This post originated from an RSS feed registered with Ruby Buzz
by Guy Naor.
Original Post: Hooked on Testing
Feed Title: Famundo - The Dev Blog
Feed URL: http://devblog.famundo.com/xml/rss/feed.xml
Feed Description: A blog describing the development and related technologies involved in creating famundo.com - a family management sytem written using Ruby On Rails and postgres
I am now officially completely hooked on testing! The last few weeks proved to me how empowering tests can be. And not just for sleeping good at night, it has some other advantages that make every minute spent on testing worth the time.
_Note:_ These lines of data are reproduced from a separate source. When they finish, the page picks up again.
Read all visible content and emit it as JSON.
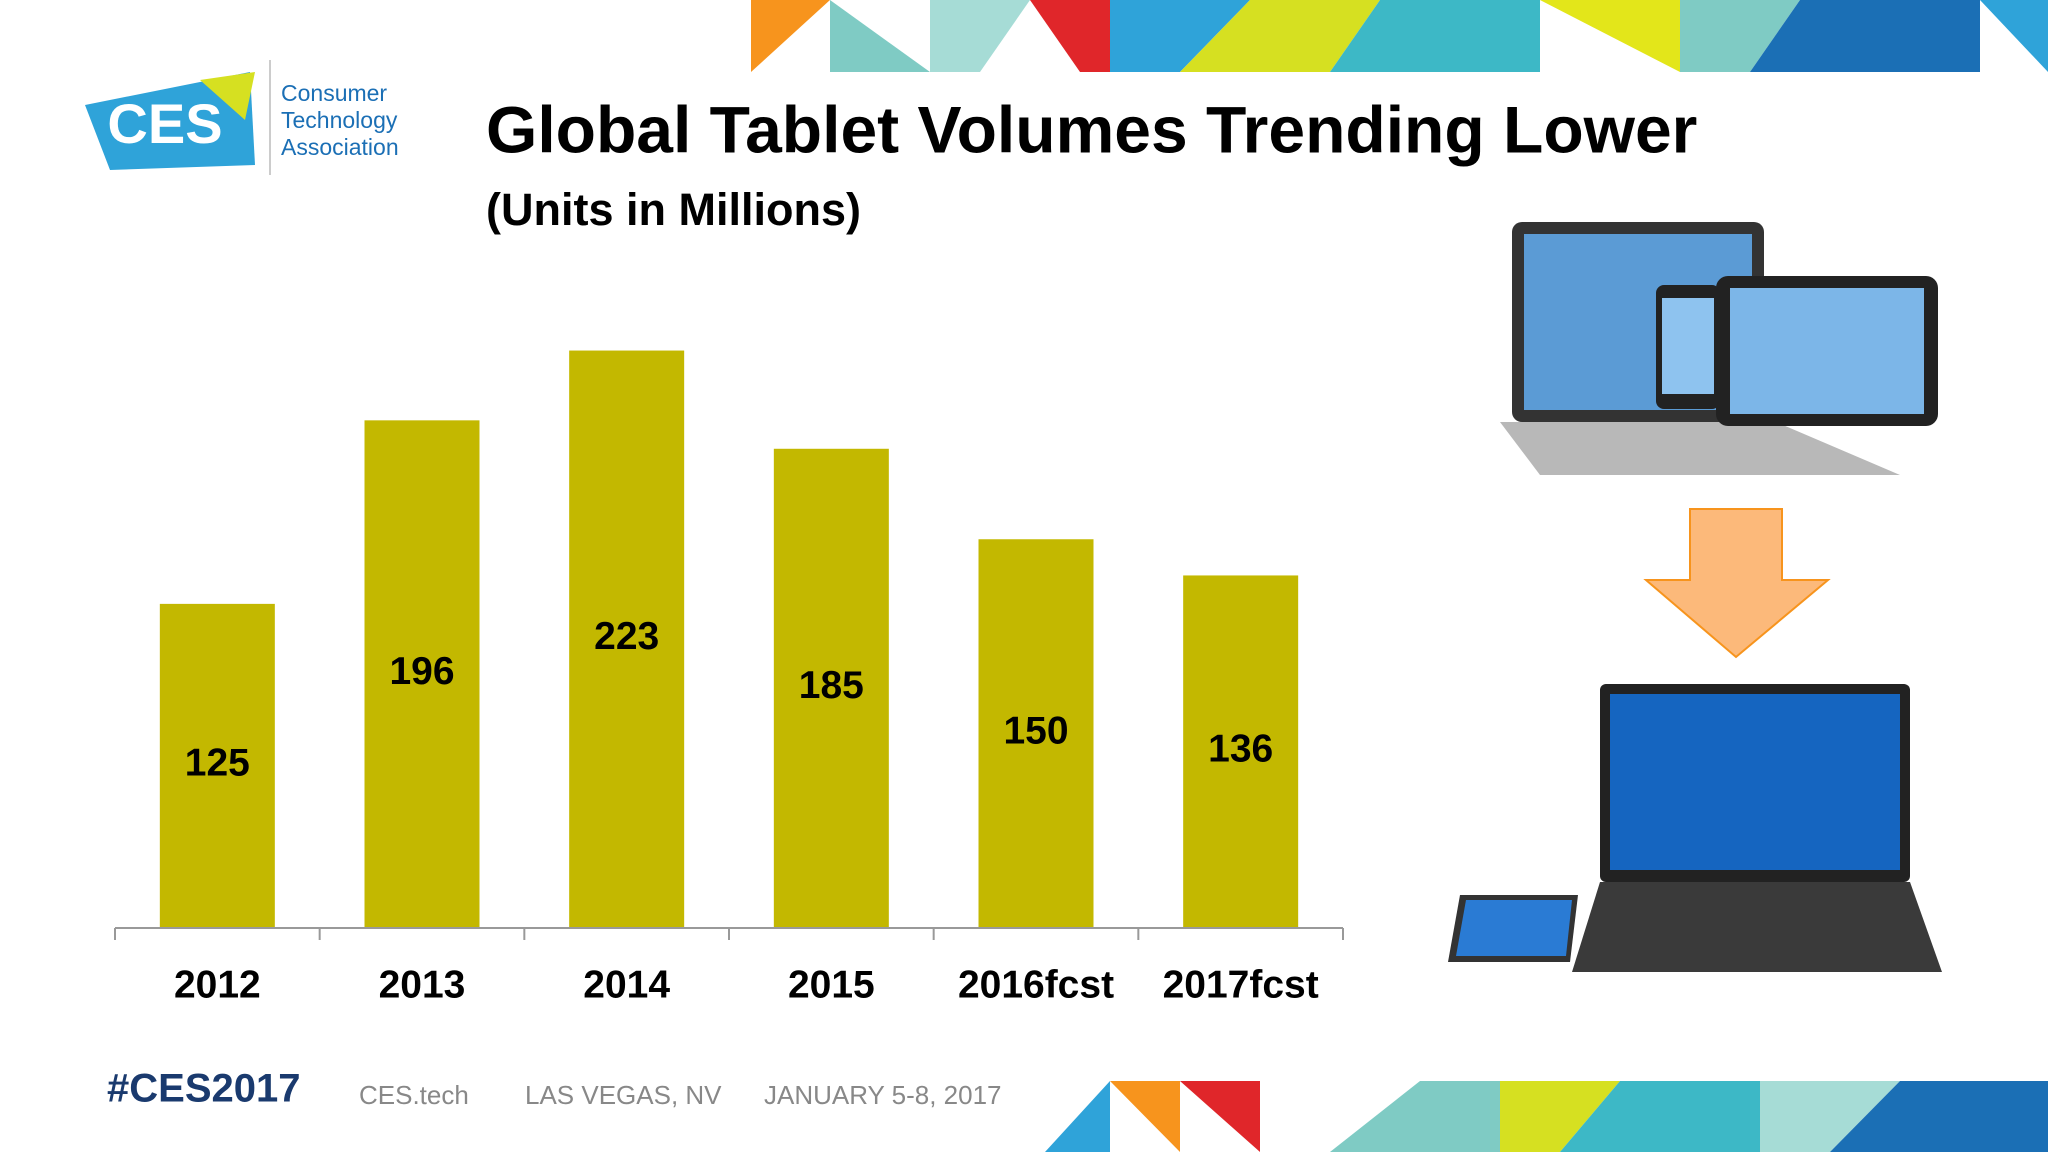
{
  "logo": {
    "mark": "CES",
    "lines": [
      "Consumer",
      "Technology",
      "Association"
    ]
  },
  "chart_data": {
    "type": "bar",
    "title": "Global Tablet Volumes Trending Lower",
    "subtitle": "(Units in Millions)",
    "categories": [
      "2012",
      "2013",
      "2014",
      "2015",
      "2016fcst",
      "2017fcst"
    ],
    "values": [
      125,
      196,
      223,
      185,
      150,
      136
    ],
    "color": "#c3b800"
  },
  "footer": {
    "hashtag": "#CES2017",
    "site": "CES.tech",
    "location": "LAS VEGAS, NV",
    "dates": "JANUARY 5-8, 2017"
  }
}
When Rails 1.2 was released, I wanted to switch over a few of my applications. The ones that have a full test suite where a no brainer. Switch rails version (I keep it on my own repository), run tests, fix what's broken, and off we go! Even the small apps had some issues with the migration - some small changes that needed to be done. With the tests it's easy. But some other old apps that didn't have full testing - I just decided to wait a bit. It will require too much manual labor to make sure everything is in place. I had a similar experience with switching plugin versions.
Now every change I need to do, I can easily verify that it will work. No need for guessing or manual testing (which isn't reliable enough). This is a huge improvement from what I was used to in past, especially in my C++ development days, where testing was always external to the application, and it's so much better!
Regarding TDD (Test Driven Development) - I think it's amazingly well suited for functional testing, and even more so for integration testing. For models I still prefer to model the structure first and then test, especially for complex data models. It is still more natural for me to think of the structure. Maybe it's something I will change with time as well.
My next goal in testing is getting Selenium going and doing with it acceptance and integration testing.
A really good book all around, but on tests it really shines, is Beginning Ruby on Rails E-Commerce. They practice TDD from the first step of development, and really make the process clear. I highly recommend it even if you don't need an introduction to Rails or learn e-commerce. It's worth the money just to learn testing and TDD. They even have a chapter devoted to Selenium. It's now the third book I recommend for Rails developers: Programming Ruby, AWDR and Beginning Ruby on Rails E-Commerce.